Showbiz life has “a lot of uncertainty”, she said.

“It’s also not conducive to family life or marriage.”

“Although I would like to have had children, I don’t regret that I didn’t have any. I’m rather pleased. I’d have to have somebody who could afford to keep me out of work.”

After years in America, she is now living in London with Duncan C Weldon, her husband of 10 years. She is in touch with a number of her Kemp-Welch schoolmates via Facebook and is writing her memoirs.

The part of those memoirs that will most interest the national papers is her affair with the married Bruce Forsyth at about the time she became Miss World.

It will, she says, be a “short piece”.

“It was when I was very young. It’s something that’s got to be in there because it’s part of my life.

“He won’t like it very much. He doesn’t speak to me now.

“I’ve never told my story of what happened.

“That’s a very small part of it.”

Looking back, she says Miss World helped open up huge opportunities to her.

“Women in that period didn’t have the same expectations and opportunities,” she said.

“My mum was a working-class person. Although she worked very hard all her life, she still didn’t expect to have any other opportunities in her life.”

She added: “If I hadn’t been a beauty queen first, I would have been a signed-up member of the feminist group. I don’t fit into the old-fashioned gender-specific roles.”

Miss World returns home

THE Evening Echo of November 19, 1964, reported the scene that greeted Miss World’s return home.

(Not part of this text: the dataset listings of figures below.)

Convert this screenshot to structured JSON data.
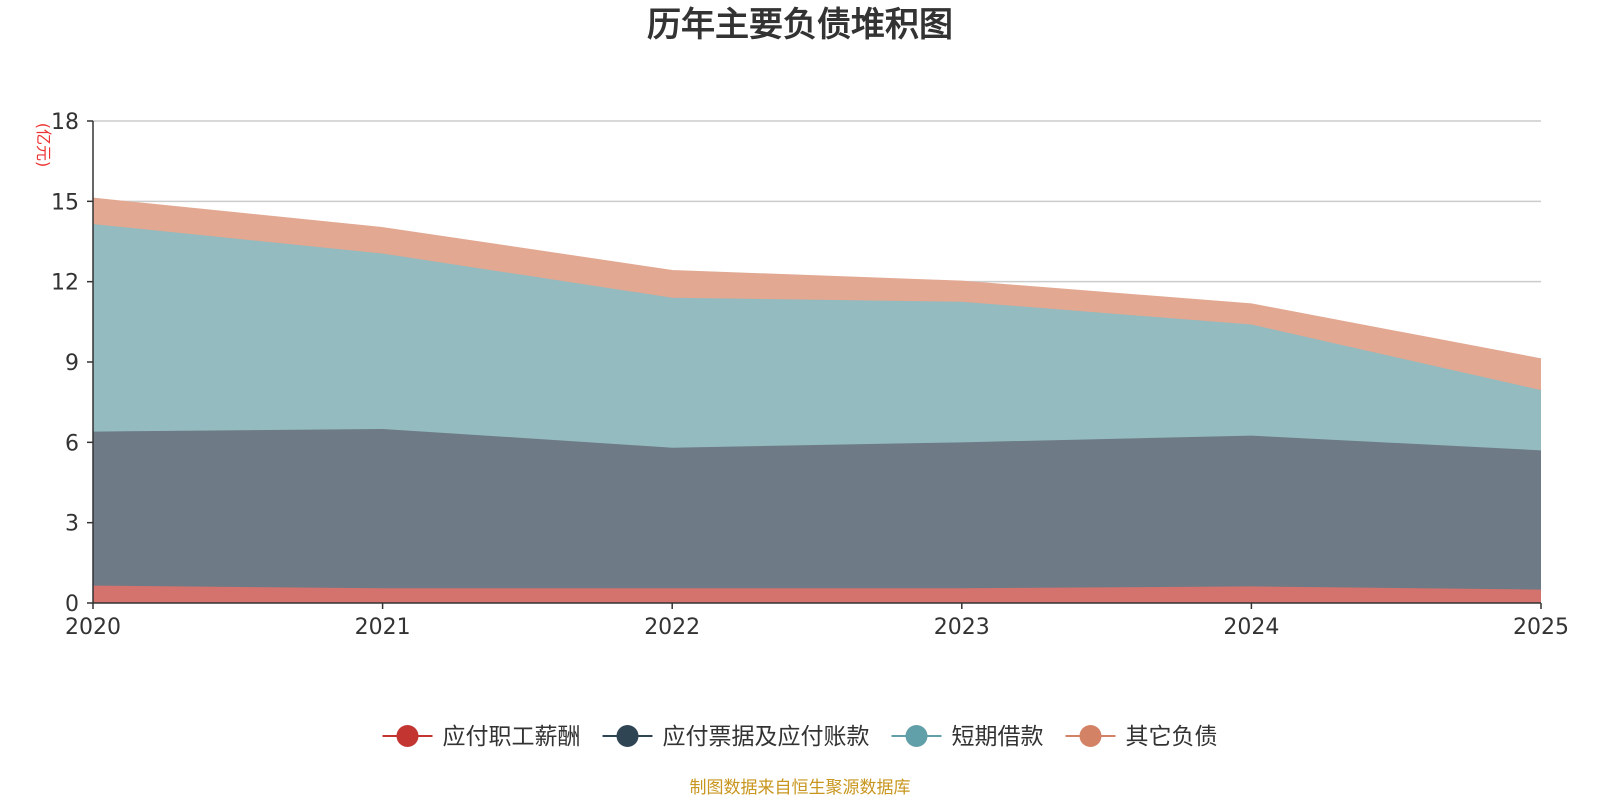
{
  "chart_data": {
    "type": "area",
    "stacked": true,
    "title": "历年主要负债堆积图",
    "unit_label": "(亿元)",
    "x": [
      "2020",
      "2021",
      "2022",
      "2023",
      "2024",
      "2025"
    ],
    "ylim": [
      0,
      18
    ],
    "yticks": [
      "0",
      "3",
      "6",
      "9",
      "12",
      "15",
      "18"
    ],
    "grid": true,
    "legend_position": "bottom-center",
    "series": [
      {
        "name": "应付职工薪酬",
        "values": [
          0.65,
          0.55,
          0.55,
          0.55,
          0.62,
          0.5
        ]
      },
      {
        "name": "应付票据及应付账款",
        "values": [
          5.75,
          5.95,
          5.25,
          5.45,
          5.63,
          5.2
        ]
      },
      {
        "name": "短期借款",
        "values": [
          7.75,
          6.55,
          5.6,
          5.25,
          4.15,
          2.25
        ]
      },
      {
        "name": "其它负债",
        "values": [
          0.95,
          0.95,
          1.0,
          0.75,
          0.75,
          1.15
        ]
      }
    ],
    "source": "制图数据来自恒生聚源数据库"
  },
  "colors": {
    "series_fill": [
      "#d4726e",
      "#6e7a85",
      "#93bbc0",
      "#e2a892"
    ],
    "series_marker": [
      "#c23531",
      "#2f4554",
      "#61a0a8",
      "#d48265"
    ],
    "unit": "#ee3333",
    "source": "#c8961e",
    "grid": "#cccccc",
    "axis": "#333333"
  }
}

“Cheering crowds milled round the forecourt of Poole Station and overflowed across the bridge as Miss World, Parkstone’s own Ann Sidney, stepped off a train from London this morning to a civic welcome home,” it said.

Ann remembered: “It was phenomenal coming back, especially for my mum and dad because they were with me.

“Arriving at Poole station, the amount of people that turned out. Some of the figures – the dear old ladies that are probably no longer with us, who came out in their best coats that had seen better days.

“They all turned out to say ‘Good luck and we hope you have a wonderful year’.”

Ann was welcomed with a bouquet of yellow roses from the council’s parks department, handed to her by children Lindsay Arney and Rodney Hannan.

A 1909 Rolls-Royce Silver Ghost from Lord Montagu’s museum was to take her on a tour of the town, with neighbours pushing forward to pat her on the back or shake her hand.

She stood in the back of the car while the mayor, Cllr Tom Sherrin, placed her Miss World crown on her head.

That evening, she was welcomed to a gala dinner at Poole Civic Centre.

Eleven-year-old trumpet player Nigel Hopkins, of Petit Road, Moordown, heralded her arrival and played cabaret after the dinner.

Guests at the dinner were given a souvenir menu with Ann’s Miss World picture on the front, and inside a poem about her composed by Mr W Lawrence, of the organiser, Zebra Catering Ltd.

Outside, the crowds grew impatient to see Ann appear on the Municipal Buildings balcony, and she obliged with three encores.

The next day’s Echo described the atmosphere as “something between Coronation reverence and cup tie fever”.